Ob Flusspferde etwas von herrschaftsfreien Diskursen halten? Und ob sie auch unter Fake-News leiden? Man weiß es nicht ...

Wie immer möchte die Wochenschau von Hal Faber den Blick für die Details schärfen: Die sonntägliche Wochenschau ist Kommentar, Ausblick und Analyse. Sie ist Rück- wie Vorschau zugleich.

Was war.

*** "Die erste Freiheit der Presse besteht darin, kein Gewerbe zu sein." Dieser Satz stammt von Karl Marx, an ihn erinnerte Eckart Spoo, als er 1988 den Fritz Bauer-Preis bekam. Nun ist Eckart Spoo gestorben und wer seine Gedanken zur Pressefreiheit und informationellen Selbstbestimmung liest, zum Schweigen der Konzernmedien in Angriffskriegen und Katastrophen wie Aleppo, mag staunen, wie kritisch linker Journalismus sein konnte.
"Das Kapital wird nie ein Freund von Gleichheit und Brüderlichkeit sein, unter Freiheit versteht es nur, daß es sich nicht an Regeln halten muß, die seine Macht einschränken (sollten). Gegenüber allen Regeln, die einmal in günstigen historischen Momenten demokratisch erkämpft werden konnten, dringt es auf Deregulierung. Aber niemals ruft es nach Abbau der vielen Gesetze, die die individuellen und kollektiven Grundrechte des Volkes einschränken, das Volk einschüchtern."

*** Ja, der Journalismus hat es im postfaktischen Zeitalter mit seinen Fake News nicht leicht. Selbst im allseits bekannten Medium der Gegenöffentlichkeit ist es eine Qual, mitzulesen, wie Kollegen gegen das redaktionelle Truth Awareness Team kämpfen, bis der Text wie Aleppo aussieht. So gesehen ist es einfach nur logisch, dass die besonders klugen Köpfe einfach mitmachen beim postfaktischen Schreiben und von präzisen Erkenntnissen fabulieren, ohne selbige auszubreiten. So entfaltet sich ein Drama, das keines ist: Putin soll persönlich für Hackerangriffe verantwortlich sein und Obama verspricht Vergeltung. Beides ist kompletter Unsinn. Obama spricht im Interview nicht einmal von Vergeltung, das interpretieren die postfaktischen Journalisten in seine Worte. Auch mit der Wiederholung, dass Obama Putin für verantwortlich hält – "zumindest indirekt" – wird es nicht besser. Die schlichte Tatsache, dass Putin gar nichts anordnen und verantworten muss, sondern es eingespielte Mechanismen gibt, die seit dem Fall Lisa bekannt sind, ist wohl zu schlicht.
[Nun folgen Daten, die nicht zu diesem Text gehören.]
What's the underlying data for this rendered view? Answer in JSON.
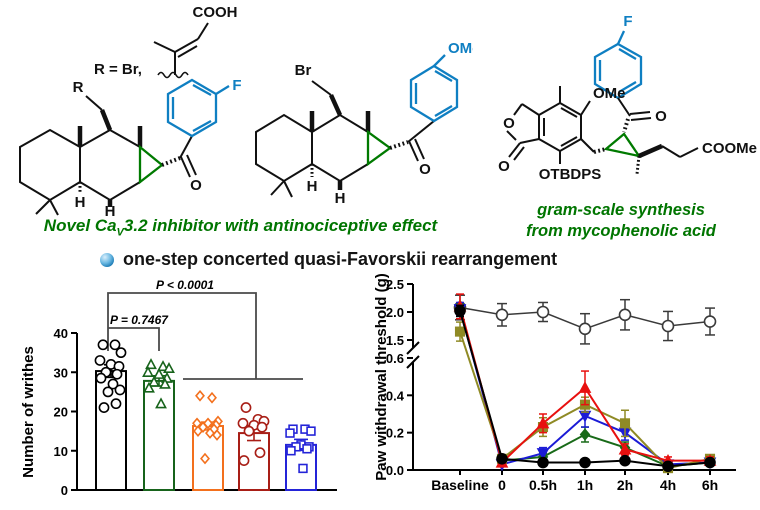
{
  "figure": {
    "bullet_text": "one-step concerted quasi-Favorskii rearrangement",
    "caption_left": {
      "pre": "Novel Ca",
      "sub": "V",
      "post": "3.2 inhibitor with antinociceptive effect"
    },
    "caption_right_line1": "gram-scale synthesis",
    "caption_right_line2": "from mycophenolic acid"
  },
  "structures": {
    "left": {
      "r_group_text": "R = Br,",
      "r_label": "R",
      "cooh": "COOH",
      "fluoro": "F",
      "ketone_o": "O",
      "h1": "H",
      "h2": "H"
    },
    "middle": {
      "bromo": "Br",
      "methoxy": "OMe",
      "ketone_o": "O",
      "h1": "H",
      "h2": "H"
    },
    "right": {
      "fluoro": "F",
      "methoxy": "OMe",
      "ester": "COOMe",
      "silyl_ether": "OTBDPS",
      "lactone_o": "O",
      "lactone_carbonyl_o": "O",
      "ketone_o": "O"
    }
  },
  "colors": {
    "structure_green": "#007a00",
    "structure_blue": "#0f7fc2",
    "caption_green": "#007500",
    "bullet_blue": "#1979b4",
    "bracket_gray": "#4a4a4a"
  },
  "chart_data": [
    {
      "type": "bar",
      "title": "",
      "xlabel": "",
      "ylabel": "Number of writhes",
      "yticks": [
        0,
        10,
        20,
        30,
        40
      ],
      "ylim": [
        0,
        40
      ],
      "grid": false,
      "legend": "none",
      "groups": [
        {
          "name": "group-1-black-circles",
          "color": "#000000",
          "marker": "circle",
          "mean": 30.3,
          "sem": 1.6,
          "points": [
            37,
            37,
            35,
            33,
            32,
            31.5,
            30,
            29.5,
            28.5,
            27,
            25.5,
            25,
            22,
            21
          ]
        },
        {
          "name": "group-2-green-triangles",
          "color": "#17631b",
          "marker": "triangle-up",
          "mean": 27.8,
          "sem": 1.3,
          "points": [
            32,
            31.5,
            31,
            30,
            29.5,
            28.5,
            27.5,
            27,
            26,
            22
          ]
        },
        {
          "name": "group-3-orange-diamonds",
          "color": "#f3701d",
          "marker": "diamond",
          "mean": 16.3,
          "sem": 1.0,
          "points": [
            24,
            23.5,
            17.5,
            17,
            17,
            16.5,
            16,
            15.5,
            15,
            14.5,
            14,
            8
          ]
        },
        {
          "name": "group-4-darkred-circles",
          "color": "#a81e16",
          "marker": "circle",
          "mean": 14.5,
          "sem": 1.9,
          "points": [
            21,
            18,
            17.5,
            17,
            16.5,
            16,
            15,
            9.5,
            7.5
          ]
        },
        {
          "name": "group-5-blue-squares",
          "color": "#2424d8",
          "marker": "square",
          "mean": 11.5,
          "sem": 1.4,
          "points": [
            15.5,
            15.5,
            15,
            14.5,
            11.5,
            11,
            11,
            10.5,
            10,
            5.5
          ]
        }
      ],
      "annotations": [
        {
          "text": "P = 0.7467",
          "compares": "group 1 vs group 2"
        },
        {
          "text": "P < 0.0001",
          "compares": "group 1 vs groups 3-5"
        }
      ]
    },
    {
      "type": "line",
      "title": "",
      "xlabel": "",
      "ylabel": "Paw withdrawal threshold (g)",
      "categories": [
        "Baseline",
        "0",
        "0.5h",
        "1h",
        "2h",
        "4h",
        "6h"
      ],
      "broken_axis": {
        "lower_range": [
          0.0,
          0.6
        ],
        "upper_range": [
          1.5,
          2.5
        ],
        "lower_ticks": [
          0.0,
          0.2,
          0.4,
          0.6
        ],
        "upper_ticks": [
          1.5,
          2.0,
          2.5
        ]
      },
      "grid": false,
      "legend": "none",
      "series": [
        {
          "name": "open-circle",
          "color": "#3a3a3a",
          "marker": "circle-open",
          "values": [
            2.08,
            1.95,
            2.0,
            1.7,
            1.95,
            1.75,
            1.83
          ],
          "errors": [
            0.22,
            0.2,
            0.17,
            0.27,
            0.27,
            0.26,
            0.24
          ]
        },
        {
          "name": "green-diamond",
          "color": "#186a18",
          "marker": "diamond",
          "values": [
            2.05,
            0.05,
            0.07,
            0.19,
            0.12,
            0.02,
            0.04
          ],
          "errors": [
            0.1,
            0.01,
            0.02,
            0.04,
            0.03,
            0.01,
            0.01
          ]
        },
        {
          "name": "blue-triangle-down",
          "color": "#1b1bd6",
          "marker": "triangle-down",
          "values": [
            2.05,
            0.03,
            0.09,
            0.29,
            0.2,
            0.03,
            0.04
          ],
          "errors": [
            0.12,
            0.01,
            0.03,
            0.06,
            0.04,
            0.01,
            0.01
          ]
        },
        {
          "name": "olive-square",
          "color": "#8f8a25",
          "marker": "square",
          "values": [
            1.65,
            0.06,
            0.23,
            0.35,
            0.25,
            0.01,
            0.06
          ],
          "errors": [
            0.17,
            0.02,
            0.05,
            0.04,
            0.07,
            0.01,
            0.02
          ]
        },
        {
          "name": "red-triangle-up",
          "color": "#e8100f",
          "marker": "triangle-up",
          "values": [
            2.1,
            0.04,
            0.25,
            0.44,
            0.11,
            0.05,
            0.05
          ],
          "errors": [
            0.22,
            0.02,
            0.05,
            0.09,
            0.03,
            0.02,
            0.02
          ]
        },
        {
          "name": "black-circle",
          "color": "#000000",
          "marker": "circle",
          "values": [
            2.02,
            0.06,
            0.04,
            0.04,
            0.05,
            0.02,
            0.04
          ],
          "errors": [
            0.1,
            0.02,
            0.01,
            0.01,
            0.01,
            0.01,
            0.01
          ]
        }
      ]
    }
  ]
}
*** Ja, da müssen perfide "Internet-Söldner" her, wie sie im Dossier des BND und des Verfassungsschutzes für Angela Merkel als dämonische Hintertreiber genannt werden, die wie Hacker auch noch unsere Rechner nehmen, um sie als Bots zu missbrauchen. Das Geraune von den "Internet-Söldnern" hat Methode, denn anders als die Internet-Soldaten einer regulären Armee können Söldner überall angeworben werden und unterliegen keiner Knebelei wie die Bundeswehr beim Umgang mit den Medien. Gruppen wie APT28, Guccifer 2.0 oder eben Winnti können von allen Seiten angeworben werden, auch von US-amerikanischen Interessenten. Wie beschrieben die Shadow Brokers in dieser Woche ihr Anliegen in gebrochenem Englisch, als sie dementierten, rein kriminell zu sein? "TheShadowBrokers is opportunists. TheShadowBrokers is giving 'responsible parties' opportunity to making things right." Responsible parties, da lacht der einfache Gänsefuß. Beweise hat noch niemand vorgelegt, doch was soll's, der angekündigte Bericht wird es schon richten, mit großer Präzision.

*** Es gibt eine gute Nachricht, ausgesprochen von dem Facebook-Forscher, der aus Likes unser inneres Ich errechnen kann und damit unfreiwillig in den letzten Wochen für bombige Schlagzeilen sorgte: Die Wahl von Trump war nicht manipuliert und so etwas wie die Filterbubble gibt es nicht. Es gibt nur abwesende Nachrichten. Etwa die über die Debatte, was in einer DNA technisch gesucht werden kann und juristisch gesucht werden darf. Ausführlich und sachlich hat sich die Deutsche Spurenkommission mit einer Stellungnahme zu Worte gemeldet, ebenso ausführlich gibt es eine Stellungnahme der Kritiker, doch alles schnurrt mit markigen Worten zur "Flüchtlingsfrage" zusammen. So holt sich die Gesellschaft blaue Augen.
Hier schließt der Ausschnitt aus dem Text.